Santa Fe Restaurant Week, Friday, Feb. 22, through March 3, presents a once-a-year opportunity to sample the City Different’s most exquisite — and expensive — fine dining at mid-range prices. Take a walk down Canyon Road and revel in the good food and storied history of these dinner picks.

Pencil in a date at The Compound (653 Canyon Road, 505-982-4353), the elegant 1960s stronghold designed by Alexander Girard. Mark Kiffin, named Best Chef in the Southwest by the James Beard Foundation in 2005, has devised a three-course menu that presents some hard choices.

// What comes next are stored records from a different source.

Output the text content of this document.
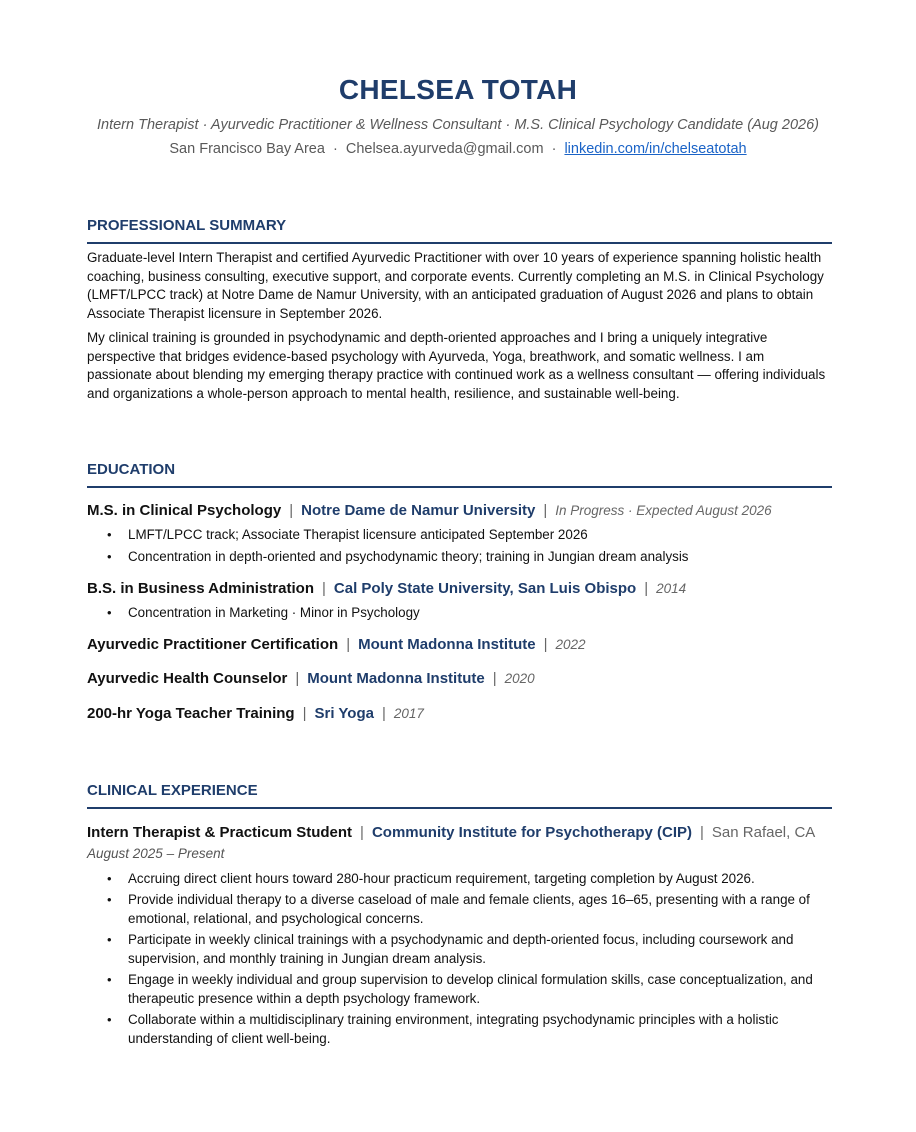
CHELSEA TOTAH
Intern Therapist · Ayurvedic Practitioner & Wellness Consultant · M.S. Clinical Psychology Candidate (Aug 2026)
San Francisco Bay Area · Chelsea.ayurveda@gmail.com · linkedin.com/in/chelseatotah
PROFESSIONAL SUMMARY
Graduate-level Intern Therapist and certified Ayurvedic Practitioner with over 10 years of experience spanning holistic health coaching, business consulting, executive support, and corporate events. Currently completing an M.S. in Clinical Psychology (LMFT/LPCC track) at Notre Dame de Namur University, with an anticipated graduation of August 2026 and plans to obtain Associate Therapist licensure in September 2026.
My clinical training is grounded in psychodynamic and depth-oriented approaches and I bring a uniquely integrative perspective that bridges evidence-based psychology with Ayurveda, Yoga, breathwork, and somatic wellness. I am passionate about blending my emerging therapy practice with continued work as a wellness consultant — offering individuals and organizations a whole-person approach to mental health, resilience, and sustainable well-being.
EDUCATION
M.S. in Clinical Psychology | Notre Dame de Namur University | In Progress · Expected August 2026
• LMFT/LPCC track; Associate Therapist licensure anticipated September 2026
• Concentration in depth-oriented and psychodynamic theory; training in Jungian dream analysis
B.S. in Business Administration | Cal Poly State University, San Luis Obispo | 2014
• Concentration in Marketing · Minor in Psychology
Ayurvedic Practitioner Certification | Mount Madonna Institute | 2022
Ayurvedic Health Counselor | Mount Madonna Institute | 2020
200-hr Yoga Teacher Training | Sri Yoga | 2017
CLINICAL EXPERIENCE
Intern Therapist & Practicum Student | Community Institute for Psychotherapy (CIP) | San Rafael, CA
August 2025 – Present
• Accruing direct client hours toward 280-hour practicum requirement, targeting completion by August 2026.
• Provide individual therapy to a diverse caseload of male and female clients, ages 16–65, presenting with a range of emotional, relational, and psychological concerns.
• Participate in weekly clinical trainings with a psychodynamic and depth-oriented focus, including coursework and supervision, and monthly training in Jungian dream analysis.
• Engage in weekly individual and group supervision to develop clinical formulation skills, case conceptualization, and therapeutic presence within a depth psychology framework.
• Collaborate within a multidisciplinary training environment, integrating psychodynamic principles with a holistic understanding of client well-being.
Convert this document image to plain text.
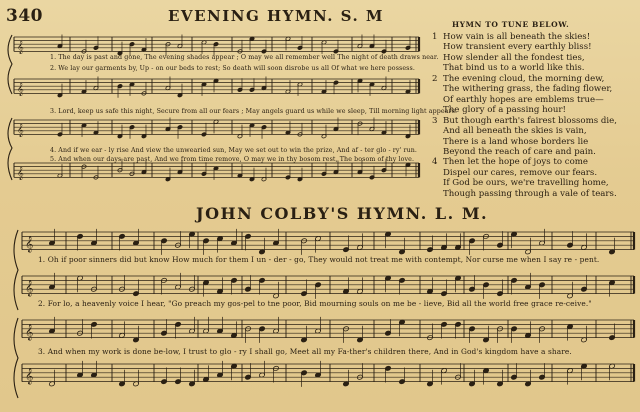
340	EVENING HYMN. S. M	HYMN TO TUNE BELOW.
1 How vain is all beneath the skies!
How transient every earthly bliss!
How slender all the fondest ties,
That bind us to a world like this.
2 The evening cloud, the morning dew,
The withering grass, the fading flower,
Of earthly hopes are emblems true—
The glory of a passing hour!
3 But though earth's fairest blossoms die,
And all beneath the skies is vain,
There is a land whose borders lie
Beyond the reach of care and pain.
4 Then let the hope of joys to come
Dispel our cares, remove our fears.
If God be ours, we're travelling home,
Though passing through a vale of tears.
JOHN COLBY'S HYMN. L. M.
𝄞
𝄞
𝄞
𝄞
𝄞
𝄞
𝄞
𝄞
1. The day is past and gone, The evening shades appear ; O may we all remember well The night of death draws near.
2. We lay our garments by, Up - on our beds to rest; So death will soon disrobe us all Of what we here possess.
3. Lord, keep us safe this night, Secure from all our fears ; May angels guard us while we sleep, Till morning light appears.
4. And if we ear - ly rise And view the unwearied sun, May we set out to win the prize, And af - ter glo - ry' run.
5. And when our days are past, And we from time remove, O may we in thy bosom rest, The bosom of thy love.
1. Oh if poor sinners did but know How much for them I un - der - go, They would not treat me with contempt, Nor curse me when I say re - pent.
2. For lo, a heavenly voice I hear, "Go preach my gos-pel to tne poor, Bid mourning souls on me be - lieve, Bid all the world free grace re-ceive."
3. And when my work is done be-low, I trust to glo - ry I shall go, Meet all my Fa-ther's children there, And in God's kingdom have a share.
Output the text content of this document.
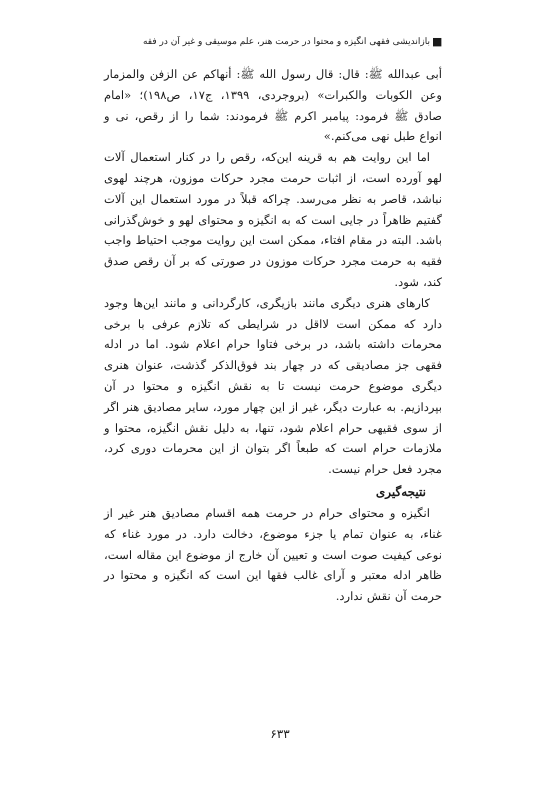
بازاندیشی فقهی انگیزه و محتوا در حرمت هنر، علم موسیقی و غیر آن در فقه ■

أبی عبدالله ﷺ: قال: قال رسول الله ﷺ: أنهاکم عن الزفن والمزمار وعن الکوبات والکبرات» (بروجردی، ۱۳۹۹، ج۱۷، ص۱۹۸)؛ «امام صادق ﷺ فرمود: پیامبر اکرم ﷺ فرمودند: شما را از رقص، نی و انواع طبل نهی می‌کنم.»

اما این روایت هم به قرینه این‌که، رقص را در کنار استعمال آلات لهو آورده است، از اثبات حرمت مجرد حرکات موزون، هرچند لهوی نباشد، قاصر به نظر می‌رسد. چراکه قبلاً در مورد استعمال این آلات گفتیم ظاهراً در جایی است که به انگیزه و محتوای لهو و خوش‌گذرانی باشد. البته در مقام افتاء، ممکن است این روایت موجب احتیاط واجب فقیه به حرمت مجرد حرکات موزون در صورتی که بر آن رقص صدق کند، شود.

کارهای هنری دیگری مانند بازیگری، کارگردانی و مانند این‌ها وجود دارد که ممکن است لااقل در شرایطی که تلازم عرفی با برخی محرمات داشته باشد، در برخی فتاوا حرام اعلام شود. اما در ادله فقهی جز مصادیقی که در چهار بند فوق‌الذکر گذشت، عنوان هنری دیگری موضوع حرمت نیست تا به نقش انگیزه و محتوا در آن بپردازیم. به عبارت دیگر، غیر از این چهار مورد، سایر مصادیق هنر اگر از سوی فقیهی حرام اعلام شود، تنها، به دلیل نقش انگیزه، محتوا و ملازمات حرام است که طبعاً اگر بتوان از این محرمات دوری کرد، مجرد فعل حرام نیست.

نتیجه‌گیری

انگیزه و محتوای حرام در حرمت همه اقسام مصادیق هنر غیر از غناء، به عنوان تمام یا جزء موضوع، دخالت دارد. در مورد غناء که نوعی کیفیت صوت است و تعیین آن خارج از موضوع این مقاله است، ظاهر ادله معتبر و آرای غالب فقها این است که انگیزه و محتوا در حرمت آن نقش ندارد.

۶۳۳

Will you begin with black mussels with chorizo and sourdough, or wild mushroom, Parmesan, and spicy field cress polenta? Beef-cheek Bolognese or a vegetarian-friendly winter veggie risotto? Shrimp and grits, or the beloved chicken schnitzel? Save room for salted caramel budino, chocolate torte, or lemon vanilla meringue with blueberry sorbet and lemon curd. Tip your hat to the host on the way out like a nouveau-riche Canyon Road artist would have, back in the day — and remember that you just scored a world-class meal at one of Santa Fe’s toniest joints for $45 a person.

Dig deeper into Canyon Road history at what may be the city’s oldest bar, El Farol (808 Canyon Road, 505-983-1192). At 5 p.m. every night of Restaurant Week, chef Shane Alexander presents “Tapas and Tequila: The History of El Farol” ($20), detailing the tavern’s story from its incarnation as Claude’s Bar in the 1920s to the purveyor of fine Spanish food and flamenco it is today. Tequila samples are available, along with some representative tapas. If you’re in the mood for dinner without the history lesson ($35 per person), feast on lanza de carne beef skewers or flash-fried avocado before going all out on Angus medallions or vegetable paella. Finish up with crema catalana or the classic churros y chocolate. Those might get you stomping your boots on the old wooden dance floor, especially at the Flamenco Dinner Show ($25, Feb. 23, March 1 and 2).

Finally, see what makes the city different at Geronimo (724 Canyon Road, 505-982-1500), the 27-year-old bastion of culinary innovation housed in a 1756 adobe. Executive chef Selin Cruz steers a seasonal menu with a strong Asian influence. First-course salads include a wasabi Caesar and a Fujisaki pear salad with grilled Bleu d’Auvergne cheese. Sea bass is served with ramen noodles, bok choy, and lobster miso, while grilled chile-and-honey prawns soak up a yuzu basil aioli. Head back West at the meal’s end with flourless German chocolate cake topped with smoked sea-salt caramel, completing your $45-a-person tour of what Geronimo calls its “global eclectic” flavors.